Думаю, что, в какой то мере, это так. Например, удар по голове (нарушение конструкции мозга) может сделать человека умалишённым.

Если говорить о животном мире, то строение тела и тип питания неизбежно определяют и стиль поведения. Тигра сложно перевести на растительную белковую пищу. До некоторых пределов это возможно, но потом природа всё-равно возьмёт своё.

----------

Add (26.11.2008)

----------


## Сергей Муай

> Естт ли основания считать, что менталитет человека (животного), т.е. его взгляды, привычки, желания, устремления, находится в зависимости, (обусловлен) его физическими особенностямии (конструкцией его аргонизма)?


Предположение в чем-то созвучно теории Ломброзо. Вот тут есть и тут.

Удачи!

----------


## Aion

По-моему, связь такая есть. Именно ей обусловлен приём различных психоактивных веществ живыми существами...

----------

Add (26.11.2008)

----------


## Иван Ран

> Есть ли основания считать, что менталитет человека (животного), т.е. его взгляды, привычки, желания, устремления, находится в зависимости, (обусловлен) его физическими особенностями (конструкцией его организма)?


И если да, то как отличать закон кармы от "закона судьбы"?  :Smilie:

----------


## Александр Владленович Белоусов

> Есть ли основания считать, что менталитет человека (животного), т.е. его взгляды, привычки, желания, устремления, находится в зависимости, (обусловлен) его физическими особенностями (конструкцией его организма)?
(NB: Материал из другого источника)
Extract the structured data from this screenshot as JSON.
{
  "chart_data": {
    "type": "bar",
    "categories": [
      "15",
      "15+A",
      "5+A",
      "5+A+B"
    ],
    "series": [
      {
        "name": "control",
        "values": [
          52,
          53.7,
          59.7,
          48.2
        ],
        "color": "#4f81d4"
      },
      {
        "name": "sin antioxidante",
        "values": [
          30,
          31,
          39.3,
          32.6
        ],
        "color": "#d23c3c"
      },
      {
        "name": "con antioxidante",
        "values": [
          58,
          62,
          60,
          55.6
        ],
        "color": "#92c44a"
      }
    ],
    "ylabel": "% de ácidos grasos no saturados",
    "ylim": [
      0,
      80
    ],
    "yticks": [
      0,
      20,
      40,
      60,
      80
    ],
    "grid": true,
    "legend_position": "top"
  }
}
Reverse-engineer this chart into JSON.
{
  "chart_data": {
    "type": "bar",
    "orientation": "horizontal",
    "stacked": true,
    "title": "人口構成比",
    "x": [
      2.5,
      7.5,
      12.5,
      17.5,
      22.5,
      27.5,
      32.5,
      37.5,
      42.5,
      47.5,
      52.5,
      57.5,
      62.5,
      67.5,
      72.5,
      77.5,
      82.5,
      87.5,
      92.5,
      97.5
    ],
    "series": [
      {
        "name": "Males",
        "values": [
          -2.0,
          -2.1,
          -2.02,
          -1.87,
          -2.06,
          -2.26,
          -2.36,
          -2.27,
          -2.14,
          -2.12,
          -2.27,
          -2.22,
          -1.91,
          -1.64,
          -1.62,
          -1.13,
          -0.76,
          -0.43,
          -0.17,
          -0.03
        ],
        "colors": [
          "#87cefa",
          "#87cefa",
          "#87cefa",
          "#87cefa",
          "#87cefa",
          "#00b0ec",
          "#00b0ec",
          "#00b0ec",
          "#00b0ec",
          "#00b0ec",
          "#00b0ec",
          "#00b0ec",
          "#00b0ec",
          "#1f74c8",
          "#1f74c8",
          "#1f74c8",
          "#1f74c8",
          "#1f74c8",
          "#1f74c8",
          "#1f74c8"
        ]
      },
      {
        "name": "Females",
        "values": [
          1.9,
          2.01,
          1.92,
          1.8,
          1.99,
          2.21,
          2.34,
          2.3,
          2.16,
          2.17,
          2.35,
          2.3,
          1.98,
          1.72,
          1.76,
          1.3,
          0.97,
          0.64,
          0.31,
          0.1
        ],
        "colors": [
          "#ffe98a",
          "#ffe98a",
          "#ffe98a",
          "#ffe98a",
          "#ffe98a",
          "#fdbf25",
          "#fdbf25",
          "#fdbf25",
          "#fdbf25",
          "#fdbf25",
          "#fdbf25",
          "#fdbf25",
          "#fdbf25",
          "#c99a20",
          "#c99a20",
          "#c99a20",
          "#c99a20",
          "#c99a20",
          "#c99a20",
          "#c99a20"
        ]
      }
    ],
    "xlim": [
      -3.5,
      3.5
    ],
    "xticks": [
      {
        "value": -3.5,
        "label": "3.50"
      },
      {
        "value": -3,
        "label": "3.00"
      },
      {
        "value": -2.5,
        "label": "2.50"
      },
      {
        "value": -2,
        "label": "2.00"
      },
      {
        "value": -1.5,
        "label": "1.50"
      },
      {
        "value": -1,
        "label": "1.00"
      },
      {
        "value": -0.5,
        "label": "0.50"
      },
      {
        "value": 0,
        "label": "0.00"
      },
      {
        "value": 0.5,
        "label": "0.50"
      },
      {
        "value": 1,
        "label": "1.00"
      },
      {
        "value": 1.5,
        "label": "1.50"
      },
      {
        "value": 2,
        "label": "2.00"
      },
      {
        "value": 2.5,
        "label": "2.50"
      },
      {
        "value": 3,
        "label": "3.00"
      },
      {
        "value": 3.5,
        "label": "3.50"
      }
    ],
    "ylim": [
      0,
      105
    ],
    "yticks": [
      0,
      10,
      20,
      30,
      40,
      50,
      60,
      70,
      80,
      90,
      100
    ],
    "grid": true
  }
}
Помоему наоборот, в основном физическое зависит от ментального.

----------


## Skyku

> менталитет человека (животного), ... находится в зависимости, (обусловлен) его физическими особенностями
> ...
> ... наоборот, в основном физическое зависит от ментального.


Яйцо все таки или курица...
Вот в чем Вопрос!

----------

Pavel (27.11.2008), Zom (27.11.2008)

----------


## Иван Ран

А зачем отделять вообще одно от другого?

----------


## Dondhup

Что такое наше тело?
Это некий объект, воспринимаемый органами чувств. Как он существует сам по себе вне нашего восприятия  не важно с практической точки зрения. По сути он не существует вне нашего ума  :Smilie:  Имея дело с телом мы имеем дело только с умом  :Smilie:

----------


## Хайам

> Есть ли основания считать, что менталитет человека (животного), т.е. его взгляды, привычки, желания, устремления, находится в зависимости, (обусловлен) его физическими особенностями (конструкцией его организма)?


 Физические особенности обусловлены менталитетом.То есть сначала   менталитет,потом физическое состояние.

----------


## Skyku

> Физические особенности обусловлены менталитетом. То есть сначала менталитет, потом физическое состояние.


Что не соответствует действительности.
Так как воздействие множества веществ, помимо сознательного наблюдения этого воздействия, приводит к изменению менталитета.
Дабы не утомлять медицинскими статьями, припомню худ. фильм "Проклятье золотого цветка" и прочие средневековые способы сведения с ума (= ввержение в безумие) с помощью регулярного подсыпания малых доз мышьяка.

----------


## Хайам

> Что не соответствует действительности.
> Так как воздействие множества веществ, помимо сознательного наблюдения этого воздействия, приводит к изменению менталитета.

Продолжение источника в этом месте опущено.